Renoprotective Effects of MIT-001 in Ischemia-Reperfusion Injury: Modulation of Ferroptosis, ROS and Fibrotic Markers
- PMID: 41126407
- PMCID: PMC12544698
- DOI: 10.1111/jcmm.70914
Renoprotective Effects of MIT-001 in Ischemia-Reperfusion Injury: Modulation of Ferroptosis, ROS and Fibrotic Markers
Abstract
Renal ischemia-reperfusion injury (IRI) is a key driver of the progression from acute kidney injury (AKI) to chronic kidney disease (CKD), primarily through mechanisms involving oxidative stress, ferroptosis, and inflammation that promote fibrotic remodelling. This study investigates the therapeutic potential of MIT-001, a mitochondria-targeted reactive oxygen species (ROS) scavenger, in mitigating renal IRI. In vitro, MIT-001 attenuated ferroptotic cell death and fibrotic responses in HK-2 cells challenged with TGF-β or RSL3. MIT-001 restored GPX4 expression and activity, activated Nrf2 signalling, reduced lipid ROS and suppressed fibrogenic markers (α-SMA, Snail, collagen IV), while preserving E-cadherin levels. In a bilateral renal IRI mouse model, administration of MIT-001 significantly improved renal function and histology. Oxidative stress (DHE staining), apoptosis (TUNEL) and ferroptosis (4-HNE, xCT, GPX4) were markedly reduced. Additionally, MIT-001 inhibited the NF-κB/HMGB1 inflammatory axis and enhanced antioxidant defence via the Nrf2/HO-1 pathway, resulting in decreased immune infiltration and fibrosis. These findings demonstrate that MIT-001 confers renal protection by concurrently targeting oxidative stress, ferroptosis and inflammation, underscoring its promise as a therapeutic strategy to prevent AKI-to-CKD progression.
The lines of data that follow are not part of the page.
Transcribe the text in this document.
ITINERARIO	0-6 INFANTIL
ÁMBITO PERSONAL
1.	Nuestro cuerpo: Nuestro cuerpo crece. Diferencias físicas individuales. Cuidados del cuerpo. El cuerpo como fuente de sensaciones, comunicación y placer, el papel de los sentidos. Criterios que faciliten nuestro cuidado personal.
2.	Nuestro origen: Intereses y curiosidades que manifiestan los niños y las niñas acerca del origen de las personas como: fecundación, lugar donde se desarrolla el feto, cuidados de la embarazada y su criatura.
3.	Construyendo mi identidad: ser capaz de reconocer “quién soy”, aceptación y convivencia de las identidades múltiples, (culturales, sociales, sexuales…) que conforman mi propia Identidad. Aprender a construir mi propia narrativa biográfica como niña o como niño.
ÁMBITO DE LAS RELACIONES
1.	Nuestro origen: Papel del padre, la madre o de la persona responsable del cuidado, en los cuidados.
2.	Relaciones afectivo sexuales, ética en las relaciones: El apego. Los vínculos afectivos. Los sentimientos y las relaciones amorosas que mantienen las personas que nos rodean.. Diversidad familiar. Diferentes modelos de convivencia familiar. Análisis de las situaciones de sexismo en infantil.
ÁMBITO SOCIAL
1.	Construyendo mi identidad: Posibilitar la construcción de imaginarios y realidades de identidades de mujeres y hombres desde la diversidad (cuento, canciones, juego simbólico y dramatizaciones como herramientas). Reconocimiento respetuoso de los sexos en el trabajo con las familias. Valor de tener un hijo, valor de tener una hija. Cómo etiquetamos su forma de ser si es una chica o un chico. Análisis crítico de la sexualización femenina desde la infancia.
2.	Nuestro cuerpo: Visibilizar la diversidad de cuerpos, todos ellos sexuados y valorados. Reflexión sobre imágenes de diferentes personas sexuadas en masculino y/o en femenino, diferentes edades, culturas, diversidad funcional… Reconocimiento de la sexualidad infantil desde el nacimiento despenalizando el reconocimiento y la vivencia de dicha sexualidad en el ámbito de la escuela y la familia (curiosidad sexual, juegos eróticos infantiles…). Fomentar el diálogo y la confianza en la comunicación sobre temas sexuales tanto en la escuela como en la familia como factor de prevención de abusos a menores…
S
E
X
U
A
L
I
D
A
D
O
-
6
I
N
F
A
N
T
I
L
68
Keywords: MIT‐001; chronic kidney disease; ferroptosis; ischemia–reperfusion injury; oxidative stress; renal fibrosis.
© 2025 The Author(s). Journal of Cellular and Molecular Medicine published by Foundation for Cellular and Molecular Medicine and John Wiley & Sons Ltd.
Conflict of interest statement
The authors declare no conflicts of interest.